A lesson from long, long ago (Score:3, Insightful)
"The more you tighten your grip, America, the more manufacturers will slip through your fingers."
- Princess Laia -
Or something like that. I heard the quote long, long ago and far, far away, and my memory ain't what it used to be.
Re: (Score:2)
I cannot fathom the beltway morons that thought they could pull this off. They cannot even solve any of the US problems on their own ground, and they think they can pull this off on the other side of the world...
I'll just leave this here as one angle to why this whole ordeal might have happened: https://www.ianwelsh.net/the-l... [ianwelsh.net]
Re: (Score:2)
Excellent article. Thanks for the link.
No surprise (Score:2)
No surprise here. Export Controls in many large companies is a joke. Yes, the companies do try and follow the laws, but funding for this area is quite low and lots of items do slip through. If the company get caught, pay the fine, make slight adjustments and move on.
Plus how would you stop say a company ing a "good" country buying the items and in turn sell them to a "bad" company, while adding a nice large markup ? Tough process all around.
Duh! (Score:2)
"It raises some fundamental questions about how well we can actually enforce these rules," said Emily Kilcrease, a senior fellow at the Center for a New American Security in Washington.
Believing that regulations from an entire ocean away had a chance of preventing high-value tech from crossing the Taiwan Strait is, to put it kindly, hubris. Perhaps more realistically, I would call it magical thinking. For all the alarm bells they ring about the dangers posed by China, the US seems to pretty consistently underestimate Chinese capabilities and persistence.

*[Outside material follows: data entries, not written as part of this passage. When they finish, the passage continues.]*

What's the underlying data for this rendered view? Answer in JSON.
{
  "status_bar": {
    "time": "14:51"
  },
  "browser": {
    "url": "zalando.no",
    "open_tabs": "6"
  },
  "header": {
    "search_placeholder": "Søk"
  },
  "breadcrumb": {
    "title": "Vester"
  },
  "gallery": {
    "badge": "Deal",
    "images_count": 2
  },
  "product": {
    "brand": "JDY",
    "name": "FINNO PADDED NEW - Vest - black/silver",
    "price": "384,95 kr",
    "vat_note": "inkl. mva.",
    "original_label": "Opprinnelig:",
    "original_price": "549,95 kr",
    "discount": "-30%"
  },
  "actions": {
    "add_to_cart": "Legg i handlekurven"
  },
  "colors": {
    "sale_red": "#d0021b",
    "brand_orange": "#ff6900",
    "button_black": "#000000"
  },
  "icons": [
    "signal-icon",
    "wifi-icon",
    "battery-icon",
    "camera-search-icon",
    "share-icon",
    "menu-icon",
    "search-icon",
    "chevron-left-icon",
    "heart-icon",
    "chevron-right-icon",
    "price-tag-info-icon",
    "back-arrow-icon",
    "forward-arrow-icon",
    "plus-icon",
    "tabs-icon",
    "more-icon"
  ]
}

America really needs to turn itself back into the world's premier source of technology, both in innovation and in manufacturing. But I su
Re: (Score:3)
But I suspect nobody has the guts to pull away from globalization and toward self-sufficiency
Except the fact that the US now has a brand new TSMC factory operating [bloomberg.com] and over a dozen more projects underway. In specific cases I would absolutely agree that the US needs to internalize *certain* sectors for national security reasons and when you have a bad economic actor operating (China) then you can sacrifice some economic growth for some protectionism.
However the US lacks the labor capacity to manufacture entire supply chains for most industries, nor is it efficent economically for any nation to do s
When cargo value much greater than shipping cost (Score:2)
This is not surprising (Score:2)
Bans don't work
See the drug war for another example
Re: (Score:2)
Bans don't work See the drug war for another example
Bans/sanctions don't have to completely end the stream of high-tech chips to China. They only have to work well enough to make the supply of these chips so unreliable that a company like Huawei becomes seriously nervous about staking the future of their premium product lines on sporadic chip deliveries from a bunch of smugglers. Sanctions can do that if you follow them up with vigor and sanction any company that sells chips to a China based entity. You don't even have to sanction all of them, just find some
Oh no (Score:1)
That terrible, evil, and mean country that manufactures everything we depend on is doing something we don't like. Let's pretend to wag our finger at them while we do nothing of consequence.
NOT the goal (Score:2)
The goal of the ban is not to prevent China from ever having access to the good chips. It is to slow down their progress. A small amount of chips smuggled in via shell companies is irrelevant. As long as they are advancing slower than they would with unrestricted access, the ban is a success.